И вот красавица Нина стала председательствовать на очередных и внеочередных заседаниях с красивым младенцем на руках. Когда ей приходилось говорить речь, то она вручала его соседу слева (со стороны сердца) – наезднику-венгру, хотя и менее могущественному, чем сосед справа, но зато более молодому. Соседа слева предпочитал и младенец, так как у того не было бороды. Но любил он и всесильного соседа справа за предмет, именуемый “пенсне”, сверкающий и покачивающийся меж доверчивых от близорукости глаз. Младенец щипал за нос комиссара и дергал за красивый чуб венгра, при таких при двух няньках мужского пола у смышленого ребенка было два любимых занятия.
А что в это время делал ее муж? Ведь есть и муж в нашем рассказе.
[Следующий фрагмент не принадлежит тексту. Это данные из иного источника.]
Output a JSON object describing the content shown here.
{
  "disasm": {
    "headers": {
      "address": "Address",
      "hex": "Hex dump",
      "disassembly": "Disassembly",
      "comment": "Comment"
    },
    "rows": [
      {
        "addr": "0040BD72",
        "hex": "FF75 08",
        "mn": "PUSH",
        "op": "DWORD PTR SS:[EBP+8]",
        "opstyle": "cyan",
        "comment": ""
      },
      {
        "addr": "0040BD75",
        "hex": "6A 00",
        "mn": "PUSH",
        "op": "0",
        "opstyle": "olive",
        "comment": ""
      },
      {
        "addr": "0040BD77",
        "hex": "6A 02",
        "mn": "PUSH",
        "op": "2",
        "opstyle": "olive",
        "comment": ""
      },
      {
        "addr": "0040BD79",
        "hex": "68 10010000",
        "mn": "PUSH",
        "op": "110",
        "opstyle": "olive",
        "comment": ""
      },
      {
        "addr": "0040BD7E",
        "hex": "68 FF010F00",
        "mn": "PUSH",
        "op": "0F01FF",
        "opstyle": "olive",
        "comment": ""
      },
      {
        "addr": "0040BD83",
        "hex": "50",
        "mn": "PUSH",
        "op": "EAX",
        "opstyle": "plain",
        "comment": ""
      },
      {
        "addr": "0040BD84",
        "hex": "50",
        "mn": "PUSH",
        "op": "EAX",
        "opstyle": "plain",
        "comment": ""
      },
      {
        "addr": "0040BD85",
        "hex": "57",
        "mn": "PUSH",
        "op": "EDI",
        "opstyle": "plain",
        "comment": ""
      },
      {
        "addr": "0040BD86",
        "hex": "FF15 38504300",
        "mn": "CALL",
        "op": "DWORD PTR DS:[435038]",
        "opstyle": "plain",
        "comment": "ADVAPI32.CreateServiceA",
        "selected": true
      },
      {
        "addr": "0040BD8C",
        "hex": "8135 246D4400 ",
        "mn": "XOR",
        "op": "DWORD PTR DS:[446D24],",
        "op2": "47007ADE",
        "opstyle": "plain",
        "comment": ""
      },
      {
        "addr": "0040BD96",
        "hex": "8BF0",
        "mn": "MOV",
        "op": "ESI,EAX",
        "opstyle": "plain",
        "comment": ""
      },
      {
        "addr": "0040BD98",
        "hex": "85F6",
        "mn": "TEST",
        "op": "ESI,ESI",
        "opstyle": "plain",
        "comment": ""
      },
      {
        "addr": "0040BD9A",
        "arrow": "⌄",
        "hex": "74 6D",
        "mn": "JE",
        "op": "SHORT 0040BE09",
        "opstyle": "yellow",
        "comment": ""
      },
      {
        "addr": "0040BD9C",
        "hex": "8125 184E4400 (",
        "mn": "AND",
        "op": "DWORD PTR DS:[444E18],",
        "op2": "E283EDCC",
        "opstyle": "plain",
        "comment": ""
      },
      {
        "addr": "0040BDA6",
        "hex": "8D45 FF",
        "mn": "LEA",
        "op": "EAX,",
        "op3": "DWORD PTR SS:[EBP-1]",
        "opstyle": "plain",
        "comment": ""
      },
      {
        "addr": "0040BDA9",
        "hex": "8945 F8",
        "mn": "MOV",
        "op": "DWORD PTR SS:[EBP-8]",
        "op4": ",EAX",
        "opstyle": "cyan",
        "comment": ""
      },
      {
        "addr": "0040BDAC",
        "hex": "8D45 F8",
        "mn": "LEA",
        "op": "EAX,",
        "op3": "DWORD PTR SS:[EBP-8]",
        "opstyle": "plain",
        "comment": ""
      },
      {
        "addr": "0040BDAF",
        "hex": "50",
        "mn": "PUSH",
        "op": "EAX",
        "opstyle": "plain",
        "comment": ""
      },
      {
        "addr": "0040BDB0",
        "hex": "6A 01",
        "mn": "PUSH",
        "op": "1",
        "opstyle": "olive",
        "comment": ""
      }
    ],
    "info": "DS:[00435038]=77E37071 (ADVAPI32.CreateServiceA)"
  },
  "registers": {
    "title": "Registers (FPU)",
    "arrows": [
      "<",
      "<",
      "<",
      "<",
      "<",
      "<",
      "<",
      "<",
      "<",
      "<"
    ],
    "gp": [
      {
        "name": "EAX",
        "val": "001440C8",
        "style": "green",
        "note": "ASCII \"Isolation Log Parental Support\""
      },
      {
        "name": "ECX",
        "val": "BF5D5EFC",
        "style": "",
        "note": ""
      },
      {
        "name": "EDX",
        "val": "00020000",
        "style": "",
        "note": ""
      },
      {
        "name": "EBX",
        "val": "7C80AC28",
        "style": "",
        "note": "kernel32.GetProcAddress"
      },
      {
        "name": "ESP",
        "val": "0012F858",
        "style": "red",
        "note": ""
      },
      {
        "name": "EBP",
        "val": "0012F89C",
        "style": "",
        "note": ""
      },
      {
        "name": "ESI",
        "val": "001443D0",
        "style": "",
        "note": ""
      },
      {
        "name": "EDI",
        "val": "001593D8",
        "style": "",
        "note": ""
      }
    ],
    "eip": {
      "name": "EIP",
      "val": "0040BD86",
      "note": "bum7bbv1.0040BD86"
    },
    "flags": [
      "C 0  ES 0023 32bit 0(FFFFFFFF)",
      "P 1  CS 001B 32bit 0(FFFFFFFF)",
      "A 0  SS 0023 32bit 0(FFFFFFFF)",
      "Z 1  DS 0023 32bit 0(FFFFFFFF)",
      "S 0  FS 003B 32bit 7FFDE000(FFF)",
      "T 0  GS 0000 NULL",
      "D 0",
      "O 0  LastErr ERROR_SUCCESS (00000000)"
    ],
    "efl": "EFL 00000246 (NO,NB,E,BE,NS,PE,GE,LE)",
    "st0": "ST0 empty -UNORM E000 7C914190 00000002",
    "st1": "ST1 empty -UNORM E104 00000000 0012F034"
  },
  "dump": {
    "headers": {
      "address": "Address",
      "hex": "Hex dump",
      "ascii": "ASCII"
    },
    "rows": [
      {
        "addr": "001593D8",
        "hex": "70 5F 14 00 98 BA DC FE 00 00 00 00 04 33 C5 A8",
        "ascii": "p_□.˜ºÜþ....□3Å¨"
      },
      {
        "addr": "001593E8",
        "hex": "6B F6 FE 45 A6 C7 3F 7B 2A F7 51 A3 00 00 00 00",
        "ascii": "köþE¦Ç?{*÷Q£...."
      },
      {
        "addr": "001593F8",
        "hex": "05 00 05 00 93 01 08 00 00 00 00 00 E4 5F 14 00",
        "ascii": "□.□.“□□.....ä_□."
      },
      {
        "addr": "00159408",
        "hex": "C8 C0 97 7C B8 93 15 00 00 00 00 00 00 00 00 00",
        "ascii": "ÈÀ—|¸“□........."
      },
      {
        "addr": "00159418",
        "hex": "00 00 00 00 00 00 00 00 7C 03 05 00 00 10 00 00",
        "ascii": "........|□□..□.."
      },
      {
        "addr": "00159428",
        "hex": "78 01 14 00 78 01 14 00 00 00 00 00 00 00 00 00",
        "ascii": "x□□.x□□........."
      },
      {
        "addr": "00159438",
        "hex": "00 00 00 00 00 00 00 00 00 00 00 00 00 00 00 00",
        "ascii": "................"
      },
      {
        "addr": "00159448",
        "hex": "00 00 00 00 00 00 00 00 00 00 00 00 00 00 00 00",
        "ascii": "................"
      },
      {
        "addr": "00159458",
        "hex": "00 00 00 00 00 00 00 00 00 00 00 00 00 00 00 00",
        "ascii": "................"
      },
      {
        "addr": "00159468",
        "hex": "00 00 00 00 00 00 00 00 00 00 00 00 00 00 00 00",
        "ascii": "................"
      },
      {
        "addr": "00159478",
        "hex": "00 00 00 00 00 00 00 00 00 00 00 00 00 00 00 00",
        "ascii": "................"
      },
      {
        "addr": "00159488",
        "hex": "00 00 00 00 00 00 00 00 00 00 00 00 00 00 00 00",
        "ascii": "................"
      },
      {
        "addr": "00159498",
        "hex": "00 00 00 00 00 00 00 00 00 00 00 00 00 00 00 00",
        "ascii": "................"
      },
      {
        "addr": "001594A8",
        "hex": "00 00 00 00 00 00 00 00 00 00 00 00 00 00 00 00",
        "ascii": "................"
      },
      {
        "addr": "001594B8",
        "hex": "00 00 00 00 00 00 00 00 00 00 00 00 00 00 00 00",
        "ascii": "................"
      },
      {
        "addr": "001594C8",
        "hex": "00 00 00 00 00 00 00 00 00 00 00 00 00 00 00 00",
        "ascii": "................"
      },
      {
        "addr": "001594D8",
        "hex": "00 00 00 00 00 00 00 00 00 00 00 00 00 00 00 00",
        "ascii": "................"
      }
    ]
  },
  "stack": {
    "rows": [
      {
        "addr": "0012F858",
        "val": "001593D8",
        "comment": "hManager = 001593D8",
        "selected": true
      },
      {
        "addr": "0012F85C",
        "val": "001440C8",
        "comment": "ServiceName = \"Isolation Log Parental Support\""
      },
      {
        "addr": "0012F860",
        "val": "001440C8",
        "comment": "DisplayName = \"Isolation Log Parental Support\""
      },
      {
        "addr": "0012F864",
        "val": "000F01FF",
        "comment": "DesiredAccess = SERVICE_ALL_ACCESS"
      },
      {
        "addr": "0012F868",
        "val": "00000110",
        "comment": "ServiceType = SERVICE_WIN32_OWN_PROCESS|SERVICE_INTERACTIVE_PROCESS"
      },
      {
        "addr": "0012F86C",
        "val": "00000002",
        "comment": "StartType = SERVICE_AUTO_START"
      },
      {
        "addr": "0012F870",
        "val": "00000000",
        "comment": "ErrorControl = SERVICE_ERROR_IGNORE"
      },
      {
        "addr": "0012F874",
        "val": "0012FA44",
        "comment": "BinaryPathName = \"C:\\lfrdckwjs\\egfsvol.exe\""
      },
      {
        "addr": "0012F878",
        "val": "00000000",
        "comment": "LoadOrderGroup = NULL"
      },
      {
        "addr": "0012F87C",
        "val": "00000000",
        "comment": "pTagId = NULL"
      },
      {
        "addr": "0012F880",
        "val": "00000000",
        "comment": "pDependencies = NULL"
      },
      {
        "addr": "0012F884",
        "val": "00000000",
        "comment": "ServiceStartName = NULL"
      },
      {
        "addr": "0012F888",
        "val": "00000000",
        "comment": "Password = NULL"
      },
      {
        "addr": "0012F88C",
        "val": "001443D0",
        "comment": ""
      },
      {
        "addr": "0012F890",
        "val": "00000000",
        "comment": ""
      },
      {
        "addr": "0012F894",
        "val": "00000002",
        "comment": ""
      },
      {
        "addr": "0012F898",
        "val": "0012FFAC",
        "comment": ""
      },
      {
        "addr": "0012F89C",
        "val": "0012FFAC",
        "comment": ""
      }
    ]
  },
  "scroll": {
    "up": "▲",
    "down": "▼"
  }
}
Муж пребывал вне этого действа, на другом конце города, на лужайке перед бывшим особняком бывших графов С<оллогубов>, ныне “Дворцом Искусств”. Он сочинял стихи, вернее пережевывал мысль об их сочинении: вот когда-нибудь у него появится время, вдохновение и т. д., в один прекрасный день, когда “всему этому придет конец”. Но не было “этому” конца… И Нинин муж правильно делал, что пребывал вовне, на другом конце города, потому что у младенца, занятого пенсне и чубом, не было ни лишней руки, ни интереса к его рыжей бороде. А нужно сказать, что у Нининого мужа борода была рыжая, борода, которой он не мешал расти, как Господь не мешает расти траве, но которая вырастала быстрее и длиннее травы. И представьте картину: рыжее на зеленом, огонь на изумрудном – борода на траве. Это – муж Нины в мечтах. Он мечтал и потягивал влагу прямо из бутылки – ведь Революция перебила все стаканы, а Реставрации, которая бы всё возместила и залатала, еще не было. Пил он, как младенец пьет молоко, и столь же – даже более – жадно. Казалось огненная борода возбуждала в нем жажду. Затем, когда бутылка опутошалась, Барбаросса[1], как истый сын богатого русского купца, огорчался её пустотой, раскаивался в содеянном и принимался молитвенно шептать. Какие молитвы? Все. Даже за упокой. Если же солнце слишком припекало, он уходил через маленькую дверку в бывшую домашнюю церковь бывших графов С<оллогубов>, превращенную в Музей Культа, директором и единственным посетителем которого он состоял, и там часами возился с иконами и крестами всяческих размеров.